O rascunho do pedido de asilo argentino encontrado no telefone de Jair Bolsonaro é mais do que um documento embaraçoso: é uma confissão — em bits e bytes — de que o capitão do golpe planejou a fuga quando a balança da justiça começasse a pender. A Polícia Federal apreendeu um arquivo digital em que Bolsonaro, em linguagem melodramática, solicita “asilo político” alegando perseguição e temendo prisão iminente. A defesa, claro, já correu para transformar esse roteiro de fuga em “uma sugestão”. Mas quem é que acredita em “sugestões” quando a PF demonstra planejamento concreto e contatos coordenados com a família e aliados?
O que o documento revela
O arquivo de 33 páginas, sem assinatura física e editado por um usuário identificado como “Fernanda Bolsonaro”, traz instruções e justificativas para a evasão do país, incluindo pedido de urgência ao presidente argentino Javier Milei e menção explícita ao temor de prisão. A PF, no relatório, foi dura ao relacionar o conteúdo do documento com a investigação sobre a tentativa de golpe: os elementos indicam que Bolsonaro não apenas se preparou para fugir, mas o fez com o objetivo de impedir a aplicação da lei penal — uma atitude típica de quem se sente acima da democracia.
“Nesse sentido, é possível que o usuário em questão esteja vinculado à pessoa de Fernanda Antunes Figueira Bolsonaro, nora do ex-presidente e esposa do senador Flavio Nantes Bolsonaro”, diz o relatório da Polícia Federal.
A defesa, por sua vez, minimizou: “O pedido foi uma ‘sugestão’ recebida pelo ex-presidente em fevereiro de 2024, posteriormente descartada”, afirmou a defesa ao blog de Andréia Sadi. Sugerir? Como se preparar rota de fuga, redigir textos direcionados a um presidente estrangeiro e combinar datas de viagem para dezembro fossem mera literatura! É preciso coragem (ou desfaçatez) para transformar conspiração em “sugestão”.
Indiciamento: pressão, coação e tentativas de interferência
A bateria de provas recolhidas pela PF vai muito além de um rascunho. Jair e Eduardo Bolsonaro foram indiciados por coação no curso do processo que investiga a tentativa de golpe de Estado. Mensagens apagadas — recuperadas pelos peritos — mostram articulações para intimidar ministros do Supremo Tribunal Federal e pressionar o Congresso para barrar investigações. Entre as linhas encontradas, há pedidos explícitos para buscar apoio externo: Eduardo aparece buscando o governo Trump para sancionar autoridades brasileiras e, em tom de chantagem política, sugere que o apoio internacional cessaria caso medidas aceitáveis fossem aprovadas aqui.
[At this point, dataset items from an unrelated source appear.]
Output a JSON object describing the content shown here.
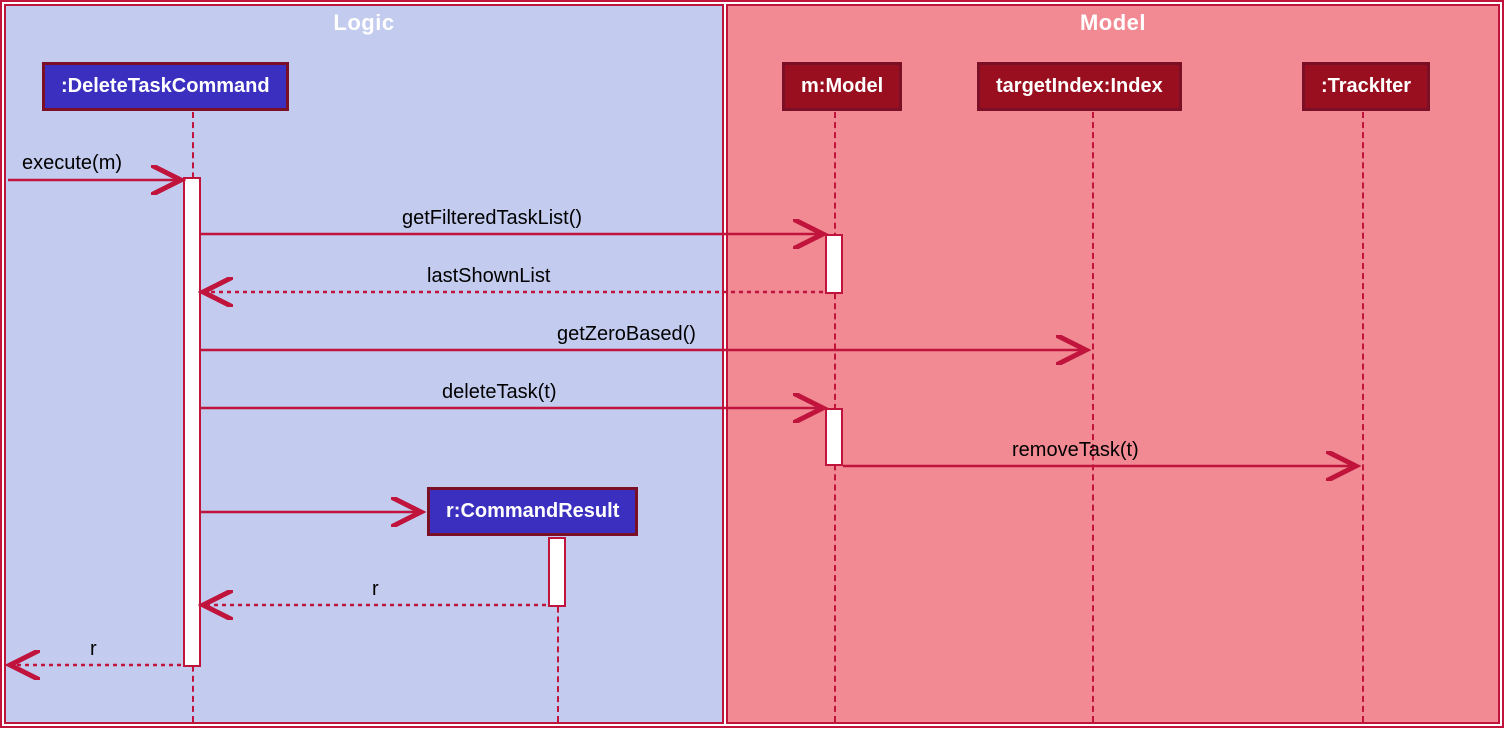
{
  "regions": {
    "logic": {
      "title": "Logic"
    },
    "model": {
      "title": "Model"
    }
  },
  "participants": {
    "deleteTaskCommand": {
      "label": ":DeleteTaskCommand"
    },
    "model": {
      "label": "m:Model"
    },
    "targetIndex": {
      "label": "targetIndex:Index"
    },
    "trackIter": {
      "label": ":TrackIter"
    },
    "commandResult": {
      "label": "r:CommandResult"
    }
  },
  "messages": {
    "execute": "execute(m)",
    "getFilteredTaskList": "getFilteredTaskList()",
    "lastShownList": "lastShownList",
    "getZeroBased": "getZeroBased()",
    "deleteTask": "deleteTask(t)",
    "removeTask": "removeTask(t)",
    "returnR1": "r",
    "returnR2": "r"
  }
}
A atuação não foi apenas virtual. O pastor Silas Malafaia, peça chave na máquina de ódio bolsonarista, teve seu celular e passaporte apreendidos por atuar como elemento organizador das campanhas de ataques aos ministros do STF — táticas de milícia digital que já conhecemos bem. O relatório da PF diz que havia materialidade e indícios de organização criminosa, algo que desmente qualquer versão de “perseguição política” inventada pela tropa de choque bolsonarista.
Esses indiciamentos, obviamente, não são sentenças. O relatório seguirá para a Procuradoria-Geral da República, que pode oferecer denúncia, pedir mais diligências ou arquivar. Mas o que está claro é que o conjunto probatório constrói uma narrativa de tentativa de obstrução democrática e de uso de mecanismos externos para proteger interesses pessoais.
A direita radical, exposta em contornos tão flagrantes, tenta agora transformar a fuga em victimização — um truque velho do repertório: quando falta argumento, fabricam-se narrativas de perseguição. Temos que responder com organização política e denúncia, apoiando ações que fortaleçam o Estado democrático e as instituições públicas contra as ameaças bolsonaristas. O país não pode ser refém de bilionários, milicianos digitais e farsas de asilo; é hora de reforçar a resistência democrática e manter a luta anticapitalista que o povo precisa para retomar direitos e soberania.